The great work of the empire, therefore, was not to conquer a world but to weld one into an organic whole, to foster civilisation where it existed and to be the instrument of Græco-Roman civilisation amongst the almost absolutely uncivilised nations admitted into the Orbis Romanus: and up to a certain point it actually accomplished this pacific mission, which proceeded with hardly a pause even under the worst of tyrants. Its task, however, varied greatly in various parts of its world-wide field.

In the East, permeated with Greek culture, though by no means denationalised, the Romans scarcely made an attempt to enter into competition with this superior civilising agency, and, except as the medium of expression of the Roman magistrates, the Roman language played a very subordinate part there.

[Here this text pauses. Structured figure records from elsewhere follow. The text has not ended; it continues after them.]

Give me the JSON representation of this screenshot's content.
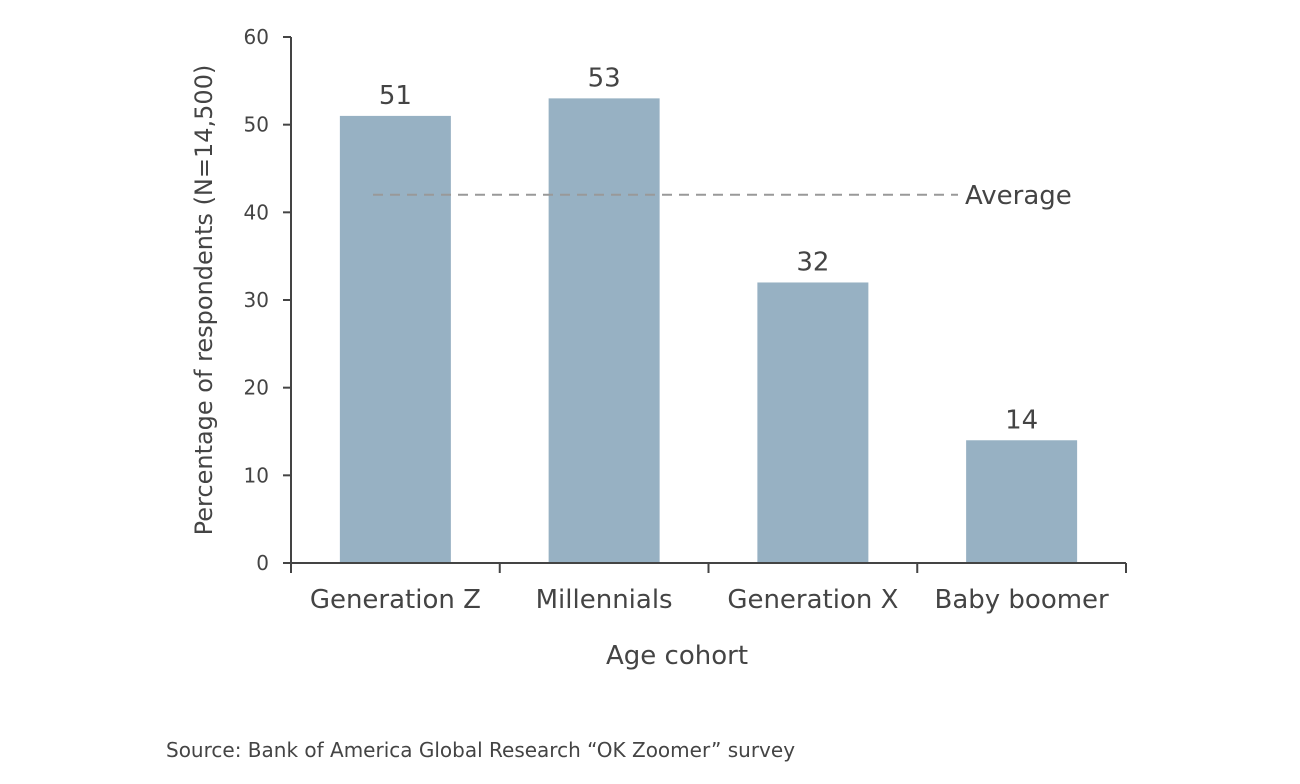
{
  "chart_data": {
    "type": "bar",
    "categories": [
      "Generation Z",
      "Millennials",
      "Generation X",
      "Baby boomer"
    ],
    "values": [
      51,
      53,
      32,
      14
    ],
    "data_labels": [
      "51",
      "53",
      "32",
      "14"
    ],
    "xlabel": "Age cohort",
    "ylabel": "Percentage of respondents (N=14,500)",
    "ylim": [
      0,
      60
    ],
    "yticks": [
      0,
      10,
      20,
      30,
      40,
      50,
      60
    ],
    "grid": false,
    "legend": "none",
    "reference_line": {
      "label": "Average",
      "value": 42,
      "style": "dashed"
    },
    "colors": {
      "bar": "#97b1c3",
      "axis": "#444444",
      "average_line": "#999999"
    }
  },
  "source": "Source: Bank of America Global Research “OK Zoomer” survey"
}
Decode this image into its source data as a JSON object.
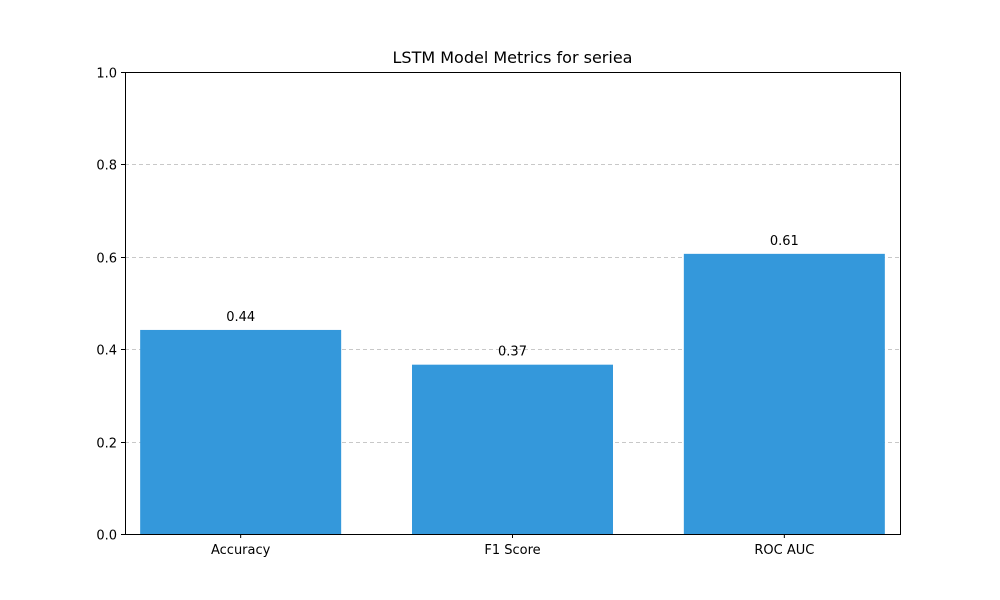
{
  "chart_data": {
    "type": "bar",
    "title": "LSTM Model Metrics for seriea",
    "xlabel": "",
    "ylabel": "",
    "categories": [
      "Accuracy",
      "F1 Score",
      "ROC AUC"
    ],
    "values": [
      0.4417,
      0.3665,
      0.6064
    ],
    "data_labels": [
      "0.44",
      "0.37",
      "0.61"
    ],
    "ylim": [
      0,
      1
    ],
    "yticks": [
      0.0,
      0.2,
      0.4,
      0.6,
      0.8,
      1.0
    ],
    "ytick_labels": [
      "0.0",
      "0.2",
      "0.4",
      "0.6",
      "0.8",
      "1.0"
    ],
    "grid": "y-dashed",
    "bar_color": "#3498db",
    "grid_color": "#c8c8c8"
  }
}
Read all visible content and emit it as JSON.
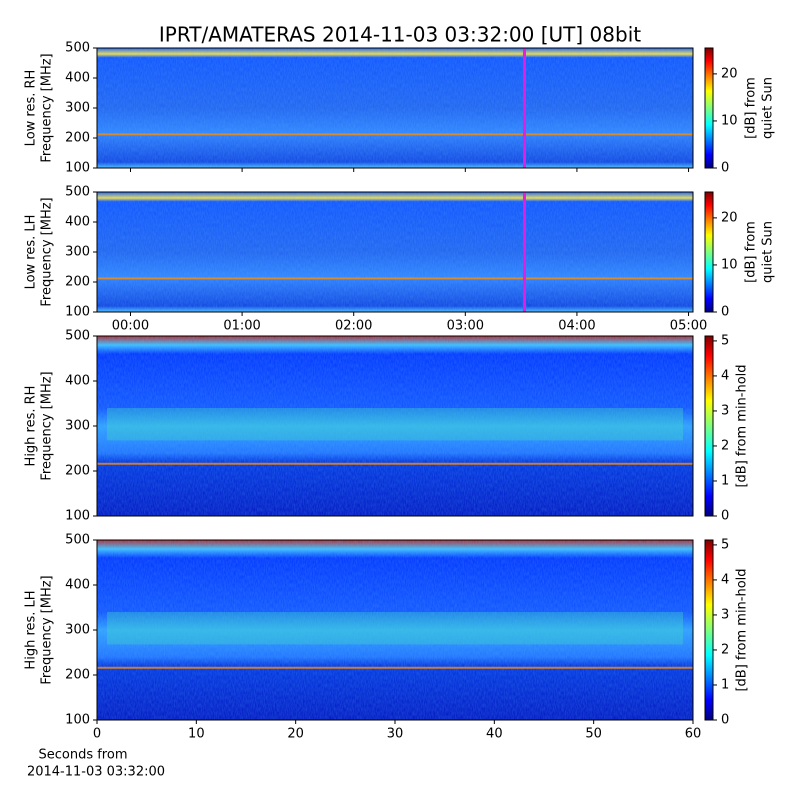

The art and literature which flourished in this soil during the days of empire are, with insignificant exceptions, as Greek in form and substance as in the preceding centuries. In the great centres of culture in the East, in Antioch and Alexandria, the Roman government and the Roman army have left visible traces, but there is nothing to lead us to suppose that they profoundly affected, far less metamorphosed, the Græco-Oriental character of those cities. Ephesus, the capital of Asia and the seat of the Roman government, was no more Romanised than Ancyra or Pergamus. The only exception is Berytus, “the Latin island in the sea of Oriental Hellenism”; there, in the Colonia Julia Augusta Felix, where the colonists were Roman legionaries, grew up the famous school of jurisprudence, where Ulpian, the great jurist of Syrian descent, may have had his training; a school which ministered abundant material to the editors of the Codex Theodosianus, and whence professors were summoned by Justinian to co-operate with him in the compilation of the code which cast Roman law into its final shape. In general, the Roman Empire received much from the East both of good and evil, but gave it practically no fresh intellectual impulse; its chief contribution to Græco-Oriental civilisation was the establishment of order, the guarantee of personal safety, and the advancement of material prosperity.